Wenig verwunderlich ist deshalb auch, dass man diesem deutschen Egoismus in den übrigen EU-Ländern vor allem mit Kopfschütteln und einem „Die spinnen, die Germanen!“ begegnet. Und so bilden die Deutschen bei #PulseOfEurope unbeirrt tolle Menschenketten, während gleichzeitig Merkels Spardiktat die EU zerstört und die deutsche Flüchtlingspolitik die Zahl der Toten im Mittelmeer explodieren lässt. Diese Naivität der #PulseOfEurope-Anhänger gepaart mit ihrer Selbstsucht und dem hochnäsigem Herabschauen ist daher einfach nur tief enttäuschend.
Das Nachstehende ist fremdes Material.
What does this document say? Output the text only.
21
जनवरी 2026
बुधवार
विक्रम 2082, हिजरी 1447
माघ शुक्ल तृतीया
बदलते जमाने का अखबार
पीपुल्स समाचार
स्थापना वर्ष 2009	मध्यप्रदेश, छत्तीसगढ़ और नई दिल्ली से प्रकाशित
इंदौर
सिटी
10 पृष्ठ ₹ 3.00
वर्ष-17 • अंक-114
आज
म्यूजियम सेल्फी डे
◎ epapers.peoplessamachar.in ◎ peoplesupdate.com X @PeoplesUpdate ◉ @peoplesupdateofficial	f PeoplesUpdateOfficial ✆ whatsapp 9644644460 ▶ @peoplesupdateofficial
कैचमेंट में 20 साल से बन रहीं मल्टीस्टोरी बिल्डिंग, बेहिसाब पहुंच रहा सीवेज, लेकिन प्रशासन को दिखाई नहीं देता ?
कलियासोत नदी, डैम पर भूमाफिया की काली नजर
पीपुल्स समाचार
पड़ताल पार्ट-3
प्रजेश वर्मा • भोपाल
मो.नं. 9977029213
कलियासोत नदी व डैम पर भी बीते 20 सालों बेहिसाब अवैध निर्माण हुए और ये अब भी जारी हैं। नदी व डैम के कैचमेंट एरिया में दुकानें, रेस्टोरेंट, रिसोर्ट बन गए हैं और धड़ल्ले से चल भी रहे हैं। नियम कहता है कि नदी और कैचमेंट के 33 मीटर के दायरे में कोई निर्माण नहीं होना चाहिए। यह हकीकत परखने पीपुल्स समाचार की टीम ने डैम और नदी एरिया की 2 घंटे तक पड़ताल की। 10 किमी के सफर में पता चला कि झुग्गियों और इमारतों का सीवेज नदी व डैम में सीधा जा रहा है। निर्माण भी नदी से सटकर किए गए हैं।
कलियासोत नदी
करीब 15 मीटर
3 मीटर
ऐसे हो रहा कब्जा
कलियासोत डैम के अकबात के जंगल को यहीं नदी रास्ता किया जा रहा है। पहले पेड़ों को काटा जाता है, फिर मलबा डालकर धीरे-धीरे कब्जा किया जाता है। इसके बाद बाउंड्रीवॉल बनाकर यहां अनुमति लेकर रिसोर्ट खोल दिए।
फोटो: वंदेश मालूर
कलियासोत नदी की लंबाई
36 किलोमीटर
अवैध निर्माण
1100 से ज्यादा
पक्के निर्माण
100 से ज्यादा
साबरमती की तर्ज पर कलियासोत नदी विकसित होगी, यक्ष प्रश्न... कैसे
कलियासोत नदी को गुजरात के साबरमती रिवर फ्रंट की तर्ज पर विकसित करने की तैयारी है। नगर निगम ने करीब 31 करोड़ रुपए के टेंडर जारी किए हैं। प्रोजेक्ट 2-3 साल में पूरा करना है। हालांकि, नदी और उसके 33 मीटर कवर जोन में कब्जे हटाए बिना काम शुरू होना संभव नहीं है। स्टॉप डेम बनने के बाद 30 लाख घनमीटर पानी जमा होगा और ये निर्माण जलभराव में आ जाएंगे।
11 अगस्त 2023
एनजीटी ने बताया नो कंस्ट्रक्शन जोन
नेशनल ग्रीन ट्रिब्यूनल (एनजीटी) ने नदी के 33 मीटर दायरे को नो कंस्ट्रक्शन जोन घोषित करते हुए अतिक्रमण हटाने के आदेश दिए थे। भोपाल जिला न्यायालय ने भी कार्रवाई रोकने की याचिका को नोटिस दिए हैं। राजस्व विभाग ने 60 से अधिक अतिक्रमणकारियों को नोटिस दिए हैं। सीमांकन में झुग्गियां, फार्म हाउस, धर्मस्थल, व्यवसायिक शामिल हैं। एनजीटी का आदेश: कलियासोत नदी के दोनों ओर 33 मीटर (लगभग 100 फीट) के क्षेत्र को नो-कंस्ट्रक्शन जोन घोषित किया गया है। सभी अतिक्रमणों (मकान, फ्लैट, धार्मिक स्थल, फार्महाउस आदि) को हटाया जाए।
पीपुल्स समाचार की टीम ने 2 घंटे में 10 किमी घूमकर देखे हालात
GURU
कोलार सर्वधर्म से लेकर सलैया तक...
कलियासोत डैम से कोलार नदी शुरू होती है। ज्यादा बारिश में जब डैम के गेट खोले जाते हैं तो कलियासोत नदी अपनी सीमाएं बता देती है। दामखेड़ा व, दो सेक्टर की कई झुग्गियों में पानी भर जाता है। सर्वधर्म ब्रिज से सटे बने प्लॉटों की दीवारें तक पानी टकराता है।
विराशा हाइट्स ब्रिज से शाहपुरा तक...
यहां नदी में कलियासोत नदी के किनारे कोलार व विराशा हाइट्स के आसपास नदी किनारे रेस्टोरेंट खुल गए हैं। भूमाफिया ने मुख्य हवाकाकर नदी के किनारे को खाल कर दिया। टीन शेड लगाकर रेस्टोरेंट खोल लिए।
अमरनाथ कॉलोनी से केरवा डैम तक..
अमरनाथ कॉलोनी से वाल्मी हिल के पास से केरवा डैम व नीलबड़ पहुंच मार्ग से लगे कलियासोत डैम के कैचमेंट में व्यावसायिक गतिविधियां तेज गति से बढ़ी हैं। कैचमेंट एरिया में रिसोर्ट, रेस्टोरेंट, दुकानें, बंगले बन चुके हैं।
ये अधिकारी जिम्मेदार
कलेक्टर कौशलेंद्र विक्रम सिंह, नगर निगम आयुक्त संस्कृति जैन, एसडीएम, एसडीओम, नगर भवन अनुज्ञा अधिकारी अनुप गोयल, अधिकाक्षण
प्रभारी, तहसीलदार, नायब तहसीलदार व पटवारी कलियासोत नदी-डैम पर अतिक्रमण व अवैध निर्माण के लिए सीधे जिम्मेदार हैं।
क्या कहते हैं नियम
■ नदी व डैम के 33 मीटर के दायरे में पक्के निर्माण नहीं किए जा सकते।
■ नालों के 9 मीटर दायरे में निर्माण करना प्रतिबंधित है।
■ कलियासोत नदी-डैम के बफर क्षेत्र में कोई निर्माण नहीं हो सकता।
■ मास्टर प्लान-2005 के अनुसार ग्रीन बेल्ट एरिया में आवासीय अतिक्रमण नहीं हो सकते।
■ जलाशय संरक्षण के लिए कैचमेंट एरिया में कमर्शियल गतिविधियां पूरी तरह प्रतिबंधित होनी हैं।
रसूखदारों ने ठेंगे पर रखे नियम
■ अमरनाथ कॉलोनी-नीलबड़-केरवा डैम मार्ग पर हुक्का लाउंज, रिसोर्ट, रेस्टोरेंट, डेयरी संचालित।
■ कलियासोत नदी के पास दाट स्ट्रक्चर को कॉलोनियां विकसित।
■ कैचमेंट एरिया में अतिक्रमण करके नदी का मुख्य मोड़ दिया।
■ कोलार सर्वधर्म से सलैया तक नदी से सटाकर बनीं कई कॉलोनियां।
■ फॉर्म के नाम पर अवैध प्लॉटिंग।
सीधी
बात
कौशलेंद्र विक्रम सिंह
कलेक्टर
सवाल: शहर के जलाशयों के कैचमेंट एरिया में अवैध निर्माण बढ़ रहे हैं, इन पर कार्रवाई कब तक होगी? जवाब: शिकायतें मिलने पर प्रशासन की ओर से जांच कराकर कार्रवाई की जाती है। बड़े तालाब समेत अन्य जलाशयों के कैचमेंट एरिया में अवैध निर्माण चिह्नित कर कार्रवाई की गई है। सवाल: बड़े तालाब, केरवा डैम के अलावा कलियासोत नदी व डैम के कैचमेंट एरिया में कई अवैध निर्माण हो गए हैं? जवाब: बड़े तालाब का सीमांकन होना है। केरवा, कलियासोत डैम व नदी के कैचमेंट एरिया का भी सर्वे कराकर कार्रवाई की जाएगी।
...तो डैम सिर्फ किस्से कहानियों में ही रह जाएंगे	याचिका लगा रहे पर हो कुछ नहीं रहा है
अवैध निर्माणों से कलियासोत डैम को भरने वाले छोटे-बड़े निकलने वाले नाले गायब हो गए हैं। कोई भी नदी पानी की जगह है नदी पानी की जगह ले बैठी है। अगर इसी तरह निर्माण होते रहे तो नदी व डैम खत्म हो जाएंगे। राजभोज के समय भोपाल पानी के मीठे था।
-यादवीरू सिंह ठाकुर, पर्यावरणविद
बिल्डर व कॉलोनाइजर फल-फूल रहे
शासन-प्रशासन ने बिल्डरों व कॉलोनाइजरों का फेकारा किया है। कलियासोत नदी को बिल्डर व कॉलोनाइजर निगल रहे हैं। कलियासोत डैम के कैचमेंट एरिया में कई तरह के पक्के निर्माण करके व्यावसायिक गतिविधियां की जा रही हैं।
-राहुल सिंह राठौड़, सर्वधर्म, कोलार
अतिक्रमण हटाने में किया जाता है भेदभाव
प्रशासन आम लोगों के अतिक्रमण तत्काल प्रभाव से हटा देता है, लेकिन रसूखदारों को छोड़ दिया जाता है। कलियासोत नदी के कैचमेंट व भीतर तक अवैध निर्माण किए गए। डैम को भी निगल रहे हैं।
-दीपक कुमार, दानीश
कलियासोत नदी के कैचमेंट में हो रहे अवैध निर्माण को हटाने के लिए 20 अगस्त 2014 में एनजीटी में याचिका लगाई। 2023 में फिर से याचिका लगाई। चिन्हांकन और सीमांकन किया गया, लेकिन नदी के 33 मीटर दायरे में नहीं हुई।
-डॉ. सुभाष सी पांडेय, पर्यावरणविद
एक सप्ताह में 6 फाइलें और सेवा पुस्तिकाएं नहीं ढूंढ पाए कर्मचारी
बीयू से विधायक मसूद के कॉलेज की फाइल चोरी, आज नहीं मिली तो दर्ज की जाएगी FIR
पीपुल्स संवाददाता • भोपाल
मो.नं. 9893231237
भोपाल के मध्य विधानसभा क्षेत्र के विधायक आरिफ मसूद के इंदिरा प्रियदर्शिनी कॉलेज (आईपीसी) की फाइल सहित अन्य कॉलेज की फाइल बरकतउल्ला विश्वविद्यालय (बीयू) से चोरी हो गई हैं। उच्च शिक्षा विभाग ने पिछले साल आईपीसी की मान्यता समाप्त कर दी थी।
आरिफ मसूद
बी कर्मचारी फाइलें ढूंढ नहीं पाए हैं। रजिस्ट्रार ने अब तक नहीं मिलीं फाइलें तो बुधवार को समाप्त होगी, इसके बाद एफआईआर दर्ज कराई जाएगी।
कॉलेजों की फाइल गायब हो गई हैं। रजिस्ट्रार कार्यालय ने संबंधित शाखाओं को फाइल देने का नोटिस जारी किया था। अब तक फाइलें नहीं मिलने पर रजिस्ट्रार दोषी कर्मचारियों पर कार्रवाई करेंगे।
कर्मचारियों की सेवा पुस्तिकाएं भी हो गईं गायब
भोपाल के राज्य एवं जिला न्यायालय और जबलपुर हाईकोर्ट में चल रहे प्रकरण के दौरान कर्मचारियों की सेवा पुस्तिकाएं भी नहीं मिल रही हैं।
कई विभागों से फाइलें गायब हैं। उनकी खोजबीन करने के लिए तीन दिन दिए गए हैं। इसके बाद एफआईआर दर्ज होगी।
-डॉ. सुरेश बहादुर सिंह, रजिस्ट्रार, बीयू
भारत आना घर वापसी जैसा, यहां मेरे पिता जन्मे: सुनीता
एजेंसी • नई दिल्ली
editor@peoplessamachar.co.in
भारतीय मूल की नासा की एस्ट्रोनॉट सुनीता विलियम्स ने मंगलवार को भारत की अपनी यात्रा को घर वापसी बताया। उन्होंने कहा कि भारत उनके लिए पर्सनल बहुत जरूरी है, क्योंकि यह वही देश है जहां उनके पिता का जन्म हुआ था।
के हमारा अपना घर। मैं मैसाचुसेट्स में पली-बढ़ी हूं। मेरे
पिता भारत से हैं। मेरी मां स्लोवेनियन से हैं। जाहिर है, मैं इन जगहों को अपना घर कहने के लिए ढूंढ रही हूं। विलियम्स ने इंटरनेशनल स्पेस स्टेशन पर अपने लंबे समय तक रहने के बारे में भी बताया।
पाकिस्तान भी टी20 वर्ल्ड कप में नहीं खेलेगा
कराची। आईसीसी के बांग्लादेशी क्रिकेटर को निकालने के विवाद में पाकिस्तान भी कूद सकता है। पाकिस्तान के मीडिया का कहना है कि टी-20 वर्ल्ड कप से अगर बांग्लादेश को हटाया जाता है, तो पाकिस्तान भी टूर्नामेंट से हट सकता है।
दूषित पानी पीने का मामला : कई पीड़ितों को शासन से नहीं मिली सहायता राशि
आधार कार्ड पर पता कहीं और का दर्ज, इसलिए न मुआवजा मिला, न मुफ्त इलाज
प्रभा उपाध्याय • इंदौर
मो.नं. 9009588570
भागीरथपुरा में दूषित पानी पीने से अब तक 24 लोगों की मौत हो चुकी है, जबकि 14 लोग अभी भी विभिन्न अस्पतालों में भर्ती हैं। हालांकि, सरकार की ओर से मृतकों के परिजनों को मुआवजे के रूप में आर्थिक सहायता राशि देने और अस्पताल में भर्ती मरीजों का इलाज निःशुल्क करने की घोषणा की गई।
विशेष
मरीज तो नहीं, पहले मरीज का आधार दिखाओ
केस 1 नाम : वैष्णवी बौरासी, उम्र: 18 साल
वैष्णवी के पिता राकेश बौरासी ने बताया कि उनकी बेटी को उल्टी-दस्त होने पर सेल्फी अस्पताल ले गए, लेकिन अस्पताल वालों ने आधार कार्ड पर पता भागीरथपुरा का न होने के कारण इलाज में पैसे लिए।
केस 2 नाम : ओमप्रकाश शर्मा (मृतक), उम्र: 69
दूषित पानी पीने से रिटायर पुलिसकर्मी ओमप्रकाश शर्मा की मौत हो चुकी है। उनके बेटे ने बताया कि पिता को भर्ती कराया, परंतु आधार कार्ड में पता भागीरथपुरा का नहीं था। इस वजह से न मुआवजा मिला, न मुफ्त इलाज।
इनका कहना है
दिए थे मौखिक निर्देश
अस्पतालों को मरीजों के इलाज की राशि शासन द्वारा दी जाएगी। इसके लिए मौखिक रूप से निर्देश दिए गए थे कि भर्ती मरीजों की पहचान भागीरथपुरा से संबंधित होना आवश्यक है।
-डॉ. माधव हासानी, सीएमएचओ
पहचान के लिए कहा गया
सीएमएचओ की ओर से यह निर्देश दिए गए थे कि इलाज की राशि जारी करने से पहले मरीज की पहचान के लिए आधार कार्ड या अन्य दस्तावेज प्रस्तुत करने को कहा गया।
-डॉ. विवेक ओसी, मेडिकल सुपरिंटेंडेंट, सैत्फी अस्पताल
Sicher, noch ist die Bewegung jung und man kann hoffen, dass sie sich irgendwann doch zu einem humanistischen und progressiven Projekt weiterentwickelt. Bleibt es allerdings weiterhin bei dieser bizarren Verteidigung einer EU, mit der die europäische Integration in den Sand gesetzt wurde, dann muss man für die Zukunft Europas tatsächlich hoffen, dass #PulseOfEurope bald Geschichte ist.